Weitere offene Fragen im Zusammenhang mit einer möglichen Verbindung zwischen dem Neonazi- und dem Pädophilenmilieu in Thüringen wirft vor diesem Hintergrund auch der Fund kinderpornografischen Materials im Jahr 2015 auf einem Computer auf, den die NSU-Hauptverdächtige Beate Zschäpe nachweislich benutzt hatte.
Auch wurde im Dezember 2014 der langjährige thüringische Neonaziführer und V-Mann Tino Brandt wegen mehrerer Fälle des sexuellen Missbrauchs von Kindern und Jugendlichen verurteilt. Brandt hielt sich über mehrere Jahre im engsten Umfeld der im Untergrund lebenden mutmaßlichen NSU-Terroristen auf.

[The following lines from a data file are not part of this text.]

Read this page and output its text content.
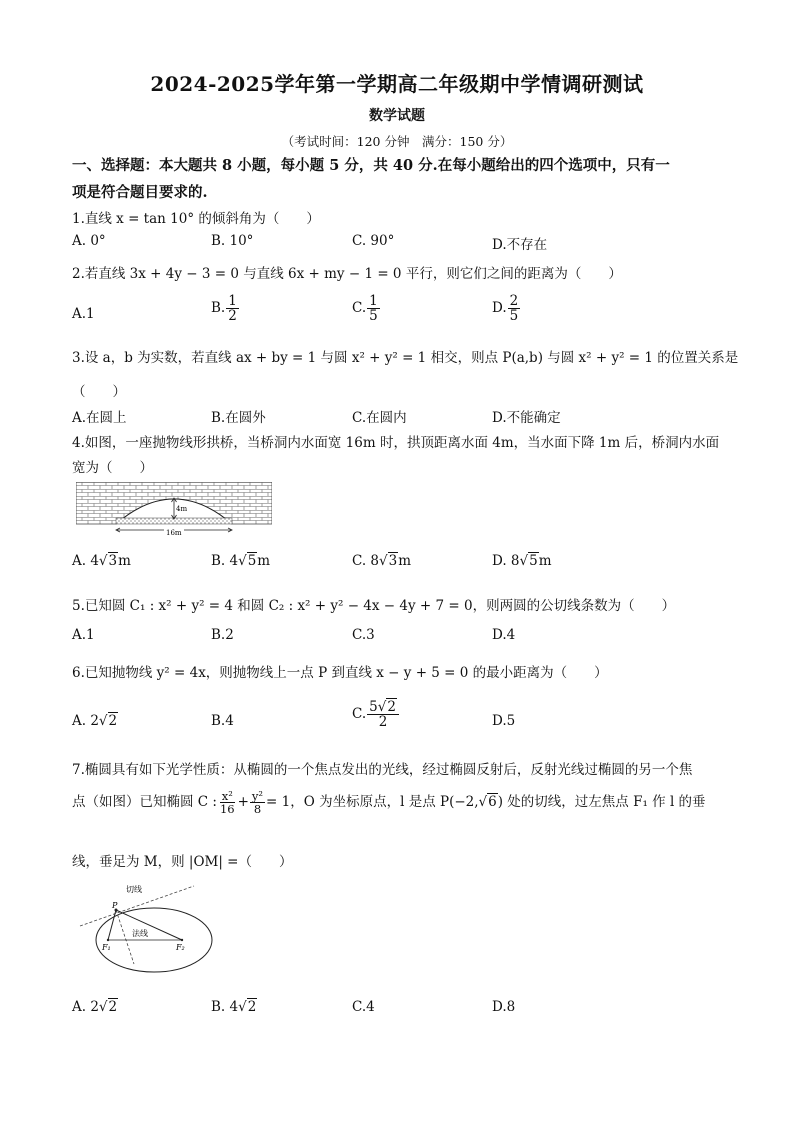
2024-2025学年第一学期高二年级期中学情调研测试
数学试题
（考试时间：120 分钟　满分：150 分）
一、选择题：本大题共 8 小题，每小题 5 分，共 40 分.在每小题给出的四个选项中，只有一
项是符合题目要求的.
1.直线 x = tan 10° 的倾斜角为（　　）
A. 0°	B. 10°	C. 90°	D.不存在
2.若直线 3x + 4y − 3 = 0 与直线 6x + my − 1 = 0 平行，则它们之间的距离为（　　）
A.1	B. $\frac{1}{2}$	C. $\frac{1}{5}$	D. $\frac{2}{5}$
3.设 a，b 为实数，若直线 ax + by = 1 与圆 x² + y² = 1 相交，则点 P(a,b) 与圆 x² + y² = 1 的位置关系是
（　　）
A.在圆上	B.在圆外	C.在圆内	D.不能确定
4.如图，一座抛物线形拱桥，当桥洞内水面宽 16m 时，拱顶距离水面 4m，当水面下降 1m 后，桥洞内水面
宽为（　　）
4m
16m
A. 4√3m	B. 4√5m	C. 8√3m	D. 8√5m
5.已知圆 C₁ : x² + y² = 4 和圆 C₂ : x² + y² − 4x − 4y + 7 = 0，则两圆的公切线条数为（　　）
A.1	B.2	C.3	D.4
6.已知抛物线 y² = 4x，则抛物线上一点 P 到直线 x − y + 5 = 0 的最小距离为（　　）
A. 2√2	B.4	C. $\frac{5√2}{2}$	D.5
7.椭圆具有如下光学性质：从椭圆的一个焦点发出的光线，经过椭圆反射后，反射光线过椭圆的另一个焦
点（如图）已知椭圆 C : $\frac{\text{x²}}{16} + \frac{\text{y²}}{8} = 1$，O 为坐标原点，l 是点 P(−2,√6) 处的切线，过左焦点 F₁ 作 l 的垂
线，垂足为 M，则 |OM| =（　　）
切线
法线
P
F₁	F₂
A. 2√2	B. 4√2	C.4	D.8
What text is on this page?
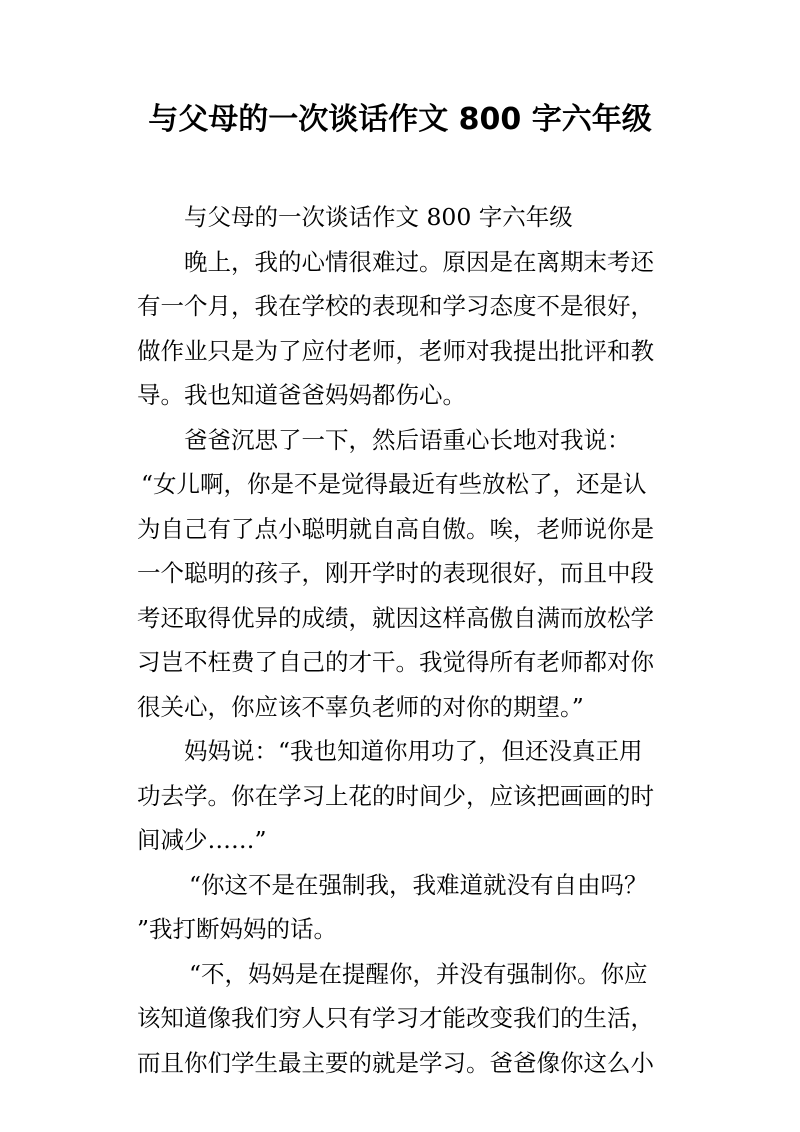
与父母的一次谈话作文 800 字六年级
与父母的一次谈话作文 800 字六年级
晚上，我的心情很难过。原因是在离期末考还
有一个月，我在学校的表现和学习态度不是很好，
做作业只是为了应付老师，老师对我提出批评和教
导。我也知道爸爸妈妈都伤心。
爸爸沉思了一下，然后语重心长地对我说：
“女儿啊，你是不是觉得最近有些放松了，还是认
为自己有了点小聪明就自高自傲。唉，老师说你是
一个聪明的孩子，刚开学时的表现很好，而且中段
考还取得优异的成绩，就因这样高傲自满而放松学
习岂不枉费了自己的才干。我觉得所有老师都对你
很关心，你应该不辜负老师的对你的期望。”
妈妈说：“我也知道你用功了，但还没真正用
功去学。你在学习上花的时间少，应该把画画的时
间减少……”
“你这不是在强制我，我难道就没有自由吗？
”我打断妈妈的话。
“不，妈妈是在提醒你，并没有强制你。你应
该知道像我们穷人只有学习才能改变我们的生活，
而且你们学生最主要的就是学习。爸爸像你这么小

Einige Medien spekulieren nun, ob die rechtsextremen Terroristen ihren Lebensunterhalt auch mit gewerblichen Formen des Kindesmissbrauchs finanziert haben könnten. Die Brandt zur Last gelegten Taten beziehen sich allerdings auf einen Zeitraum zwischen Mitte 2011 und Mitte 2014. Die NSU-Terrorzelle flog am 4. November 2011 auf, nachdem zwei der mutmaßlichen Hauptbeteiligten, Uwe Mundlos und Uwe Böhnhardt, tot in einem Wohnmobil in Eisenach aufgefunden worden waren.
Der Inhaftierte Ulvi K. wurde erst im Mai 2014 aus Mangel an Beweisen freigesprochen. Er soll heute an einem geheimen Ort leben.